Why it matters: Inside courtrooms abandoned when the Criminal Justice Campus opened in 2022 sits a trove of Indianapolis history — 150 years of records, maps and photographs.
State of play: The courtrooms now house the City-County Archives, a new effort to centralize and preserve Indianapolis' historical records.
- The project is led by Jordan Ryan, who began as a consultant in 2021 and has worked with the Department of Metropolitan Development.
- As requests poured in from other agencies, it became clear the city needed a central archive.
- It became clear, she said, that the city needed someone — and somewhere — to centralize record archiving across departments.
So, she was hired, and the deluge of records from dozens of city-county agencies began.
- "We've got a 150-year backlog and we're like two years old," Ryan said.
- She started with one courtroom in 2024 and has since expanded to four more.
- Last year, she added archivist Deedee Davis to her team — bringing the total to two employees.

"It's a scrappy operation," Davis told Axios during a recent tour.
- There's one courtroom full of hundreds of boxes of microfilm records, permeated by the vinegar smell of decaying cellulose acetate film.
- Another is stacked with massive jail log books going back to the 1800s, handwritten records of individuals arrested for offenses like drunkenness and prostitution.
- Another room is stacked with dirt-coated boxes of paper records from the Department of Public Works. "One of these boxes had raccoon prints on it," Davis said.
- There are illustrations, photographs, and detailed maps that chart the city's progress from a small, planned town surrounded by farmland to a sprawling metropolis.
Between the lines: Beyond organizing the city's records, there's the matter of deciding what to keep.
- While record retention laws dictate what must be kept, Ryan said, historical value, research interest and internal reference questions are guiding decisions about what else to preserve.
- In the last year, many of those questions have been about Greenlawn Cemetery.
- They've led the city's efforts to track down records from the city's first public burying grounds to learn about the graves being uncovered as the city works on the Henry Street Bridge project.
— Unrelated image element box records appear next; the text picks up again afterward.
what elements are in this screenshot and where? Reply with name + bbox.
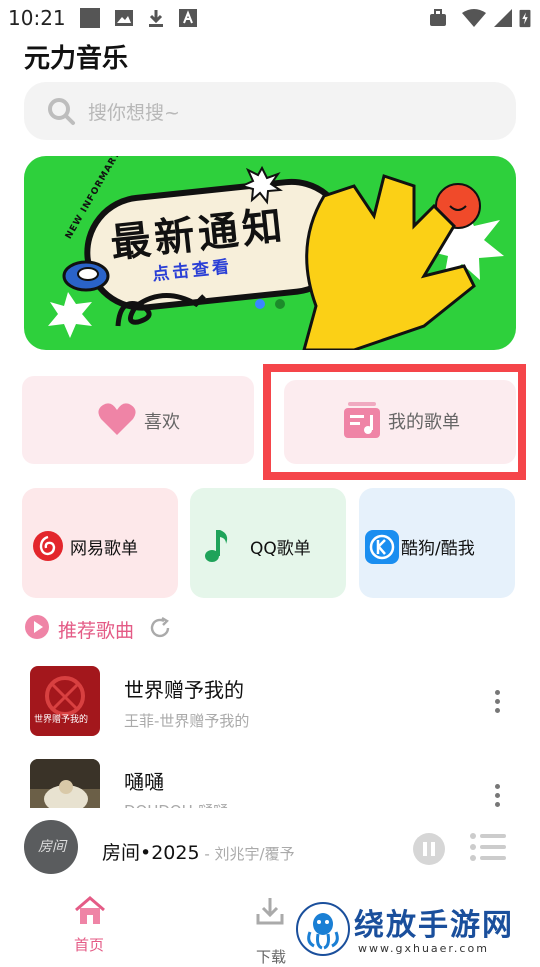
song-subtitle: DOUDOU-嗵嗵 (124, 800, 228, 808)
signal-icon (494, 9, 512, 27)
now-playing-artist: - 刘兆宇/覆予 (199, 845, 295, 863)
netease-icon (33, 531, 63, 561)
watermark-url: www.gxhuaer.com (358, 942, 489, 955)
song-subtitle: 王菲-世界赠予我的 (124, 712, 250, 730)
tab-download-label: 下载 (256, 948, 287, 966)
app-title: 元力音乐 (24, 44, 129, 74)
search-bar[interactable]: 搜你想搜~ (24, 82, 516, 140)
now-playing-cover[interactable]: 房间 (24, 820, 78, 874)
briefcase-icon (430, 9, 446, 26)
now-playing-cover-text: 房间 (38, 839, 66, 855)
qq-playlist-card[interactable]: QQ歌单 (190, 488, 346, 598)
tab-download[interactable]: 下载 (240, 894, 300, 966)
image-icon (115, 10, 133, 26)
highlight-box (263, 364, 526, 480)
more-options-icon[interactable] (492, 686, 502, 717)
favorites-label: 喜欢 (144, 412, 180, 433)
now-playing-song: 房间•2025 (102, 842, 200, 864)
search-placeholder: 搜你想搜~ (88, 102, 180, 124)
netease-label: 网易歌单 (70, 539, 138, 559)
font-icon (179, 9, 197, 27)
pause-icon[interactable] (412, 832, 446, 866)
song-title[interactable]: 嗵嗵 (124, 766, 164, 795)
song-cover[interactable] (30, 759, 100, 808)
notification-square-icon (80, 8, 100, 28)
download-icon (256, 898, 284, 925)
refresh-icon[interactable] (148, 616, 172, 640)
more-options-icon[interactable] (492, 780, 502, 808)
song-cover-text: 世界赠予我的 (34, 715, 89, 725)
download-icon (149, 10, 163, 27)
music-note-icon (205, 530, 228, 562)
recommended-title: 推荐歌曲 (58, 620, 135, 642)
status-bar: 10:21 (0, 0, 540, 36)
song-row[interactable]: 嗵嗵 DOUDOU-嗵嗵 (0, 750, 540, 808)
qq-label: QQ歌单 (250, 539, 311, 559)
song-cover-art (45, 676, 85, 716)
wifi-icon (462, 9, 486, 27)
octopus-logo-icon (296, 902, 350, 956)
song-cover-art (30, 759, 100, 808)
watermark: 绕放手游网 www.gxhuaer.com (296, 900, 540, 960)
now-playing-bar[interactable]: 房间 房间•2025 - 刘兆宇/覆予 (0, 812, 540, 888)
watermark-text: 绕放手游网 (354, 908, 514, 943)
search-icon (48, 98, 75, 125)
play-circle-icon[interactable] (24, 614, 50, 640)
song-cover[interactable]: 世界赠予我的 (30, 666, 100, 736)
kugou-kuwo-label: 酷狗/酷我 (401, 539, 475, 559)
favorites-card[interactable]: 喜欢 (22, 376, 254, 464)
netease-playlist-card[interactable]: 网易歌单 (22, 488, 178, 598)
kugou-kuwo-playlist-card[interactable]: 酷狗/酷我 (359, 488, 515, 598)
battery-icon (519, 9, 531, 28)
tab-home[interactable]: 首页 (60, 894, 120, 960)
playlist-queue-icon[interactable] (470, 832, 506, 862)
tab-home-label: 首页 (74, 936, 105, 954)
status-time: 10:21 (8, 6, 66, 30)
heart-icon (98, 403, 136, 435)
kugou-icon (365, 530, 399, 564)
home-icon (75, 896, 105, 924)
song-title[interactable]: 世界赠予我的 (124, 674, 244, 703)
notice-banner[interactable]: NEW INFORMARTION 最新通知 点击查看 (24, 156, 516, 350)
now-playing-title: 房间•2025 - 刘兆宇/覆予 (102, 838, 295, 865)
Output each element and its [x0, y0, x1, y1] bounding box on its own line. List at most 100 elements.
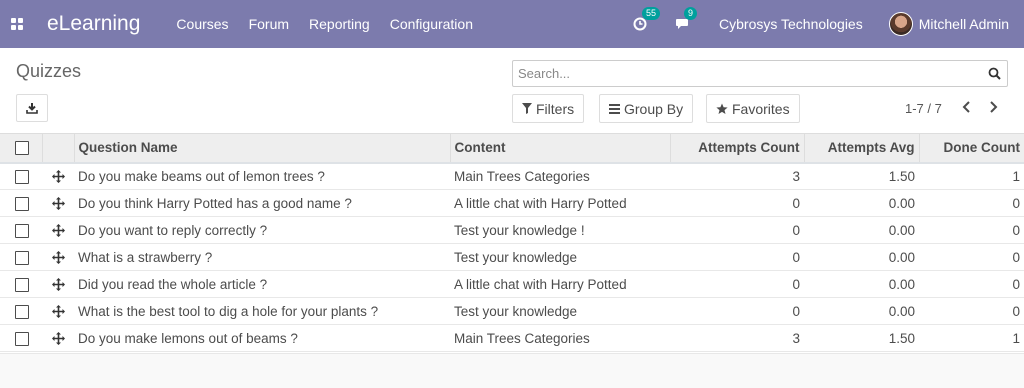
- company-switcher[interactable]: Cybrosys Technologies: [719, 16, 863, 32]
- drag-handle-cell: [42, 325, 74, 352]
- question-name-cell: Did you read the whole article ?: [78, 276, 268, 292]
- done-count-cell: 0: [1012, 249, 1020, 265]
- row-select-cell: [0, 163, 42, 190]
- content-cell: Test your knowledge !: [454, 222, 585, 238]
- table-row[interactable]: Do you make beams out of lemon trees ? M…: [0, 163, 1024, 190]
- download-icon: [26, 103, 38, 114]
- content-cell: Test your knowledge: [454, 303, 578, 319]
- attempts-avg-cell: 0.00: [888, 195, 915, 211]
- attempts-avg-cell: 0.00: [888, 249, 915, 265]
- user-name: Mitchell Admin: [918, 16, 1009, 32]
- select-all-checkbox[interactable]: [15, 141, 29, 156]
- content-cell: Main Trees Categories: [454, 168, 590, 184]
- attempts-count-cell: 0: [792, 195, 800, 211]
- group-by-icon: [609, 103, 620, 114]
- menu-reporting[interactable]: Reporting: [309, 16, 370, 32]
- table-header-row: Question Name Content Attempts Count Att…: [0, 133, 1024, 164]
- done-count-cell: 0: [1012, 276, 1020, 292]
- done-count-cell: 1: [1012, 168, 1020, 184]
- page-title[interactable]: Quizzes: [16, 61, 81, 82]
- chevron-left-icon[interactable]: [960, 100, 972, 114]
- column-content[interactable]: Content: [449, 133, 670, 164]
- drag-handle-icon[interactable]: [46, 277, 70, 291]
- column-question-name[interactable]: Question Name: [73, 133, 450, 164]
- pager-value[interactable]: 1-7 / 7: [905, 101, 942, 116]
- question-name-cell: Do you make lemons out of beams ?: [78, 330, 298, 346]
- activity-badge: 55: [642, 7, 661, 20]
- row-select-cell: [0, 190, 42, 217]
- menu-forum[interactable]: Forum: [249, 16, 289, 32]
- row-checkbox[interactable]: [15, 277, 29, 292]
- row-checkbox[interactable]: [15, 331, 29, 346]
- question-name-cell: Do you make beams out of lemon trees ?: [78, 168, 325, 184]
- drag-handle-icon[interactable]: [46, 223, 70, 237]
- menu-configuration[interactable]: Configuration: [390, 16, 473, 32]
- done-count-cell: 0: [1012, 222, 1020, 238]
- row-checkbox[interactable]: [15, 250, 29, 265]
- quiz-list-table: Question Name Content Attempts Count Att…: [0, 133, 1024, 352]
- attempts-avg-cell: 0.00: [888, 303, 915, 319]
- table-row[interactable]: What is the best tool to dig a hole for …: [0, 298, 1024, 325]
- drag-handle-icon[interactable]: [46, 196, 70, 210]
- attempts-count-cell: 0: [792, 303, 800, 319]
- done-count-cell: 1: [1012, 330, 1020, 346]
- table-row[interactable]: Do you make lemons out of beams ? Main T…: [0, 325, 1024, 352]
- search-icon[interactable]: [981, 67, 1007, 80]
- group-by-button[interactable]: Group By: [599, 94, 694, 123]
- row-checkbox[interactable]: [15, 223, 29, 238]
- row-select-cell: [0, 325, 42, 352]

What's next: Right now, the archives are open by appointment only as the two-woman team and a handful of volunteers make their way through the mountains of materials awaiting examination.
- Ryan is looking at existing archives, such as the Indiana State Archives, which is currently getting a new home downtown by the state library, and other municipal archives around the country, for models to guide their work.
- In a distant future, the goal would be to have a public-facing portion.
- "The state library just celebrated its 200th birthday," Ryan said, "and we're in diapers."